情報理論(Infomation Theory)は、情報の量を数学的に定義して扱う分野です。
「情報理論」がタイトルになっている本は、情報量の解説から始まって、 通信の話に入っていくものが多いです。
しかし、 統計学 や 機械学習 の分野は情報の扱い方が重要ですので、これらの分野でも、情報量という量は使われています。
情報理論では、情報量を
情報量 = log ( 1/ 事象の起きる確率 )
と定義します。
このようにすると、「起こりにくいと思っている事象ほど、情報の値は高い」という性質を表現できるようになります。
また、この表現は、統計学と情報理論の接点になっています。
情報量の平均(期待値)は、「平均情報量」と呼ばれています。
平均情報量には、 質的変数のばらつきの尺度 としての使い方があります。
統計モデルの妥当性を評価する方法で、情報理論と 統計学 にまたがっている方法です。 変数の選択 の方法になります。
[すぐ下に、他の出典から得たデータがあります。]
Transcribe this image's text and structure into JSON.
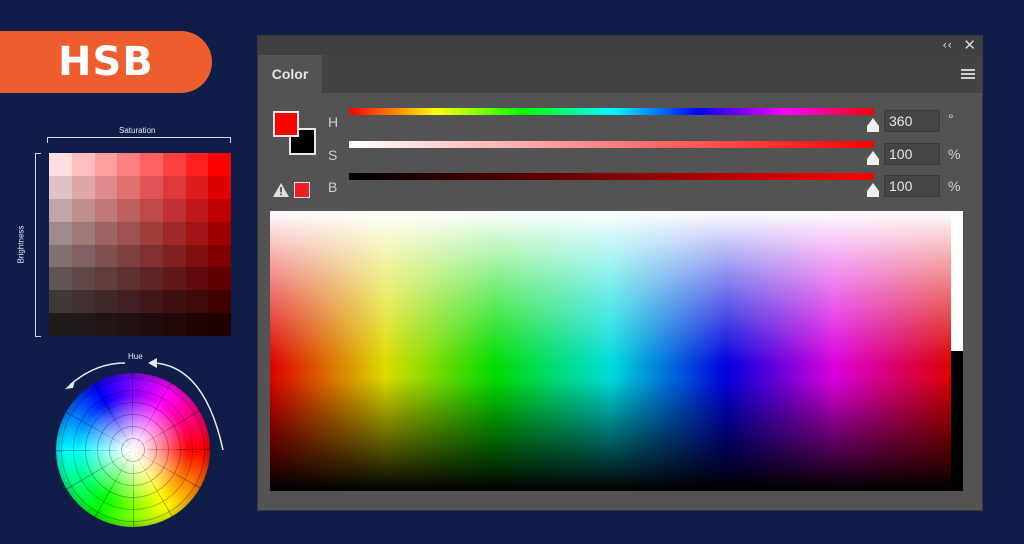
{
  "badge": {
    "label": "HSB"
  },
  "diagram": {
    "saturation_label": "Saturation",
    "brightness_label": "Brightness",
    "hue_label": "Hue",
    "accent_color": "#ee5d2e",
    "background_color": "#0f1d48"
  },
  "panel": {
    "tab_label": "Color",
    "collapse_icon": "double-chevron-left-icon",
    "close_icon": "close-icon",
    "menu_icon": "hamburger-menu-icon",
    "foreground_color": "#ff0000",
    "background_color": "#000000",
    "gamut_warning_icon": "warning-triangle-icon",
    "sliders": [
      {
        "label": "H",
        "value": "360",
        "unit": "°",
        "position": 1.0
      },
      {
        "label": "S",
        "value": "100",
        "unit": "%",
        "position": 1.0
      },
      {
        "label": "B",
        "value": "100",
        "unit": "%",
        "position": 1.0
      }
    ]
  }
}
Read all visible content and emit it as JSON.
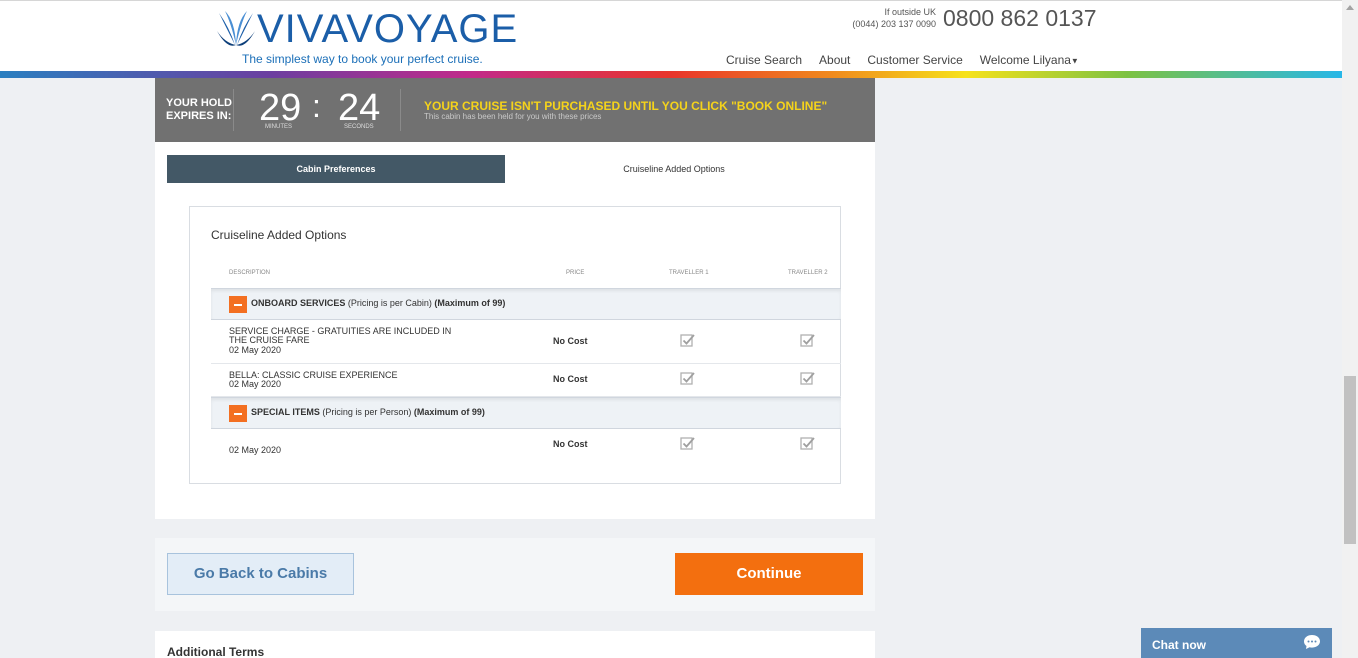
{
  "header": {
    "brand": "VIVAVOYAGE",
    "tagline": "The simplest way to book your perfect cruise.",
    "phone_note_line1": "If outside UK",
    "phone_note_line2": "(0044) 203 137 0090",
    "phone": "0800 862 0137",
    "nav": [
      "Cruise Search",
      "About",
      "Customer Service",
      "Welcome Lilyana"
    ]
  },
  "hold": {
    "label_line1": "YOUR HOLD",
    "label_line2": "EXPIRES IN:",
    "minutes": "29",
    "minutes_label": "MINUTES",
    "separator": ":",
    "seconds": "24",
    "seconds_label": "SECONDS",
    "message": "YOUR CRUISE ISN'T PURCHASED UNTIL YOU CLICK \"BOOK ONLINE\"",
    "sub": "This cabin has been held for you with these prices"
  },
  "tabs": [
    {
      "label": "Cabin Preferences",
      "active": true
    },
    {
      "label": "Cruiseline Added Options",
      "active": false
    }
  ],
  "options": {
    "title": "Cruiseline Added Options",
    "columns": [
      "DESCRIPTION",
      "PRICE",
      "TRAVELLER 1",
      "TRAVELLER 2"
    ],
    "sections": [
      {
        "name": "ONBOARD SERVICES",
        "note": "(Pricing is per Cabin)",
        "max": "(Maximum of 99)",
        "items": [
          {
            "description": "SERVICE CHARGE - GRATUITIES ARE INCLUDED IN THE CRUISE FARE",
            "date": "02 May 2020",
            "price": "No Cost"
          },
          {
            "description": "BELLA: CLASSIC CRUISE EXPERIENCE",
            "date": "02 May 2020",
            "price": "No Cost"
          }
        ]
      },
      {
        "name": "SPECIAL ITEMS",
        "note": "(Pricing is per Person)",
        "max": "(Maximum of 99)",
        "items": [
          {
            "description": "",
            "date": "02 May 2020",
            "price": "No Cost"
          }
        ]
      }
    ]
  },
  "actions": {
    "back_label": "Go Back to Cabins",
    "continue_label": "Continue"
  },
  "terms_label": "Additional Terms",
  "chat_label": "Chat now",
  "colors": {
    "accent": "#f36f0f",
    "tab_active": "#435866",
    "hold_bar": "#717171",
    "hold_message": "#f5d31b",
    "brand": "#1b5ea8"
  }
}
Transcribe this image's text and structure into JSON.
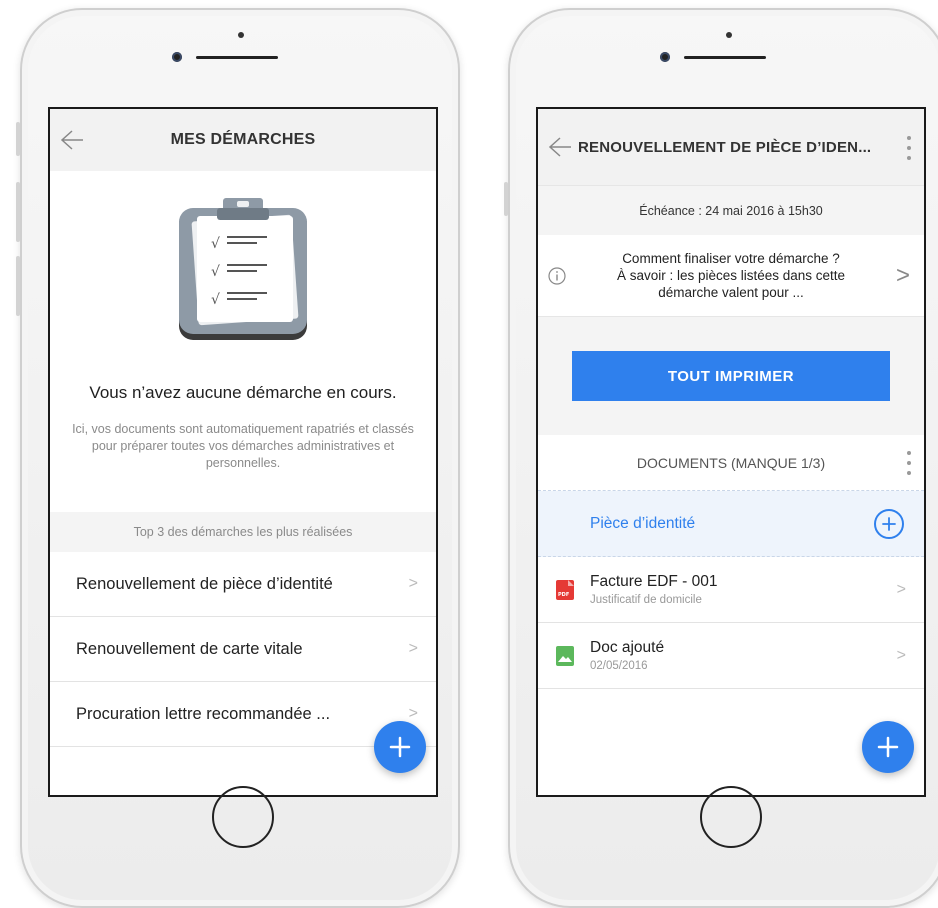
{
  "left": {
    "header": {
      "title": "MES DÉMARCHES"
    },
    "empty": {
      "title": "Vous n’avez aucune démarche en cours.",
      "description": "Ici, vos documents sont automatiquement rapatriés et classés pour préparer toutes vos démarches administratives et personnelles."
    },
    "top": {
      "heading": "Top 3 des démarches les plus réalisées",
      "items": [
        {
          "label": "Renouvellement de pièce d’identité"
        },
        {
          "label": "Renouvellement de carte vitale"
        },
        {
          "label": "Procuration lettre recommandée ..."
        }
      ]
    },
    "fab_icon": "plus-icon"
  },
  "right": {
    "header": {
      "title": "RENOUVELLEMENT DE PIÈCE D’IDEN..."
    },
    "deadline": "Échéance : 24 mai 2016 à 15h30",
    "info": {
      "line1": "Comment finaliser votre démarche ?",
      "line2": "À savoir : les pièces listées dans cette",
      "line3": "démarche valent pour ..."
    },
    "print_label": "TOUT IMPRIMER",
    "documents": {
      "heading": "DOCUMENTS (MANQUE 1/3)",
      "missing": "Pièce d’identité",
      "items": [
        {
          "title": "Facture EDF - 001",
          "subtitle": "Justificatif de domicile",
          "icon": "pdf-icon"
        },
        {
          "title": "Doc ajouté",
          "subtitle": "02/05/2016",
          "icon": "image-icon"
        }
      ]
    },
    "fab_icon": "plus-icon"
  },
  "colors": {
    "accent": "#2f80ed",
    "pdf": "#e53935",
    "image": "#5cb85c"
  }
}
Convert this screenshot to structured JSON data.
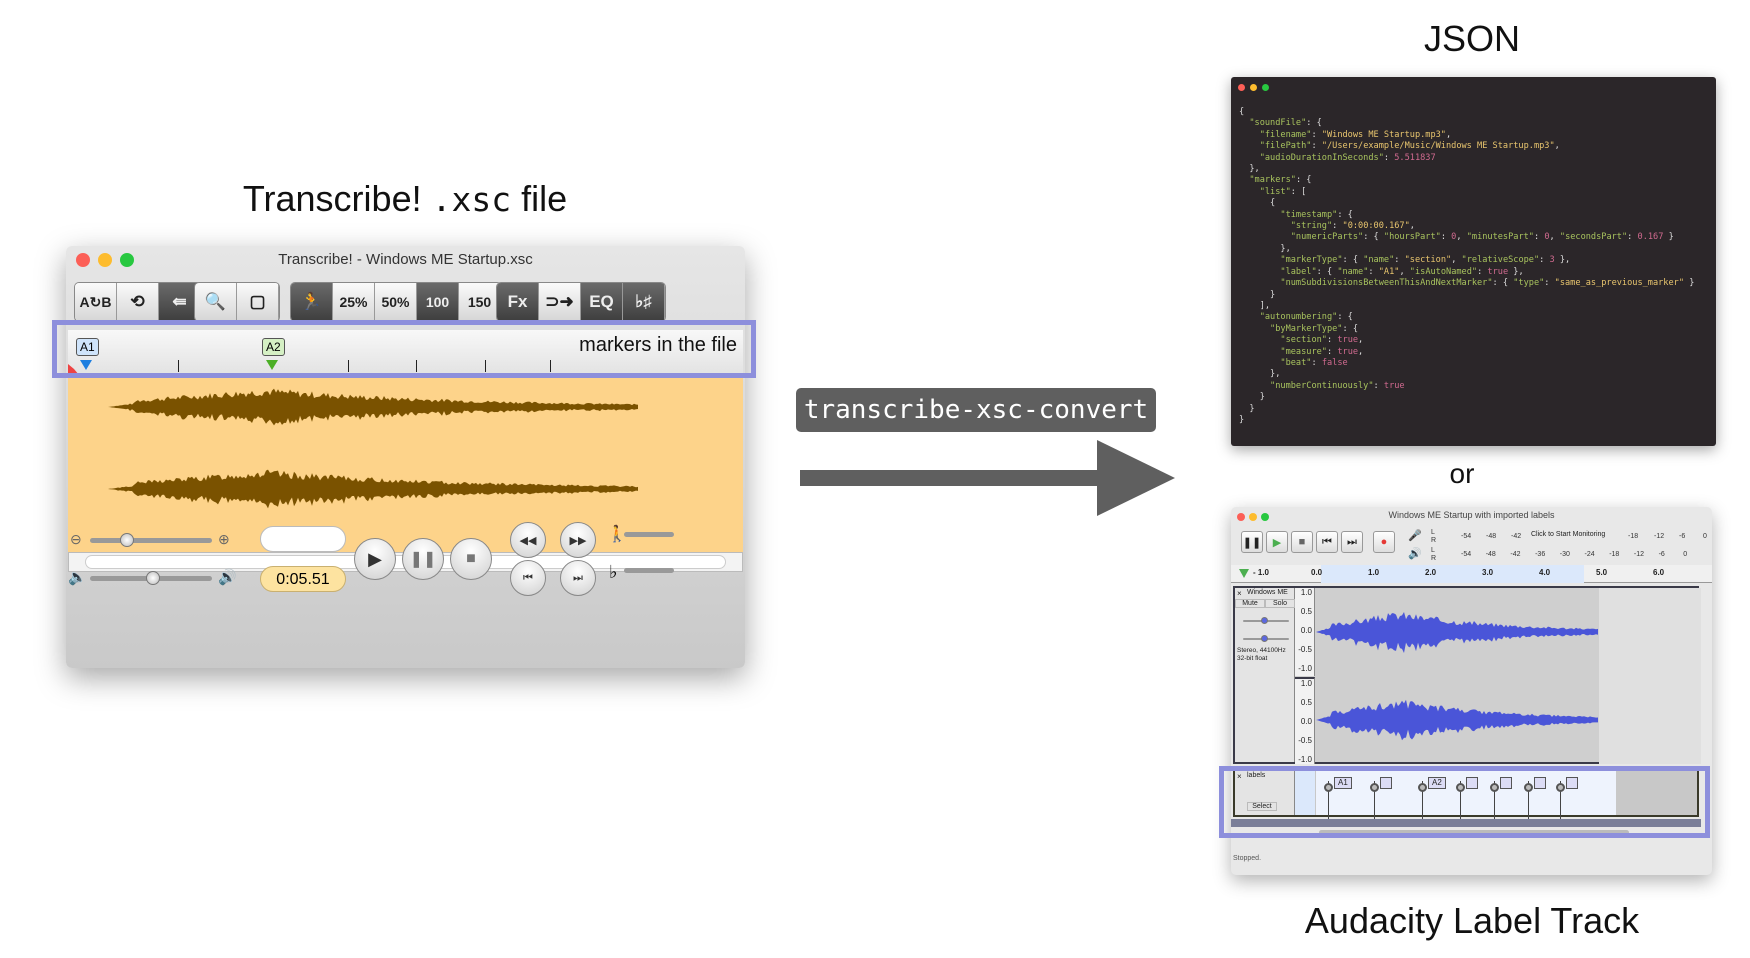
{
  "captions": {
    "left_title_pre": "Transcribe! ",
    "left_title_code": ".xsc",
    "left_title_post": " file",
    "json_title": "JSON",
    "or": "or",
    "audacity_title": "Audacity Label Track"
  },
  "converter": {
    "command": "transcribe-xsc-convert"
  },
  "transcribe": {
    "window_title": "Transcribe! - Windows ME Startup.xsc",
    "toolbar": [
      "A↻B",
      "⟲",
      "⇚",
      "🔍",
      "▢",
      "🏃",
      "25%",
      "50%",
      "100",
      "150",
      "Fx",
      "⊃➜",
      "EQ",
      "♭♯"
    ],
    "markers": [
      {
        "name": "A1",
        "color": "#1e7fe0"
      },
      {
        "name": "A2",
        "color": "#4caf26"
      }
    ],
    "annotation": "markers in the file",
    "time_display": "0:05.51",
    "waveform_color": "#7a5200",
    "waveform_bg": "#fdd38a"
  },
  "json_code": [
    "{",
    "  \"soundFile\": {",
    "    \"filename\": \"Windows ME Startup.mp3\",",
    "    \"filePath\": \"/Users/example/Music/Windows ME Startup.mp3\",",
    "    \"audioDurationInSeconds\": 5.511837",
    "  },",
    "  \"markers\": {",
    "    \"list\": [",
    "      {",
    "        \"timestamp\": {",
    "          \"string\": \"0:00:00.167\",",
    "          \"numericParts\": { \"hoursPart\": 0, \"minutesPart\": 0, \"secondsPart\": 0.167 }",
    "        },",
    "        \"markerType\": { \"name\": \"section\", \"relativeScope\": 3 },",
    "        \"label\": { \"name\": \"A1\", \"isAutoNamed\": true },",
    "        \"numSubdivisionsBetweenThisAndNextMarker\": { \"type\": \"same_as_previous_marker\" }",
    "      }",
    "    ],",
    "    \"autonumbering\": {",
    "      \"byMarkerType\": {",
    "        \"section\": true,",
    "        \"measure\": true,",
    "        \"beat\": false",
    "      },",
    "      \"numberContinuously\": true",
    "    }",
    "  }",
    "}"
  ],
  "audacity": {
    "window_title": "Windows ME Startup with imported labels",
    "monitor_text": "Click to Start Monitoring",
    "rec_meter_ticks": [
      "-54",
      "-48",
      "-42",
      "-18",
      "-12",
      "-6",
      "0"
    ],
    "play_meter_ticks": [
      "-54",
      "-48",
      "-42",
      "-36",
      "-30",
      "-24",
      "-18",
      "-12",
      "-6",
      "0"
    ],
    "timeline": [
      "- 1.0",
      "0.0",
      "1.0",
      "2.0",
      "3.0",
      "4.0",
      "5.0",
      "6.0"
    ],
    "track_name": "Windows ME",
    "mute": "Mute",
    "solo": "Solo",
    "track_info": [
      "Stereo, 44100Hz",
      "32-bit float"
    ],
    "y_axis": [
      "1.0",
      "0.5",
      "0.0",
      "-0.5",
      "-1.0"
    ],
    "label_track_name": "labels",
    "select": "Select",
    "labels": [
      "A1",
      "",
      "A2",
      "",
      "",
      "",
      ""
    ],
    "status": "Stopped.",
    "waveform_color": "#4a55d8"
  }
}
異なるモデルを比べるための指標が、情報量基準です。 筆者の知っている情報量基準は AIC(Akaike's Information Criterion) のみですが、 BICやGICと言った量も考案されているようです。
最尤推定量とは、モデルのパラメータの値です。 最尤推定量や情報量基準は、 カルバック情報量(相対エントロピーとも言います)を最小化することによって求まります。
情報理論では、フィッシャー情報行列という量が出てきます。 フィッシャーという名前は、 分布(F分布)でも、 分散分析でも、 実験計画法でも登場しますが、同一人物です。 ずいぶんお世話になっていることを、当サイトを作っていて初めて知りました。
「情報理論の基礎 情報と学習の直観的理解のために」 村田昇 著 サイエンス社 2008
機械学習
の中での情報理論を理解するための本です。
情報幾何学を紹介し、いろいろなアルゴリズムの幾何学的な説明もあります。
サンプリングの本としても、参考になります。
EMアルゴリズム : データの欠損がある時に、その部分を補間して使う方法。
「情報の物理学」 豊田正 著 講談社 1997
「情報が多い・少ない」ということを、どうやって量として定義するのかについて、
身近な例を使ったわかりやすい解説があります。
また、情報量基準(AIC)の導出があります。
「生のデータを料理する」 岸野洋久 著 日本評論社 1999
親しみやすいタイトルですが、中身は難解です。
実際の調査と理論の結び付きが、しっかりしています。
「情報系の数学入門」 林晋・八杉満利子 著 オーム社 1993
集合や論理の本です。
情報理論の本ではないですが、他に適当なページがなかったので、ここにメモしています。
「イラストで学ぶ情報理論の考え方」 植松友彦 著 講談社 2012
情報量の性質を丁寧に解説しています。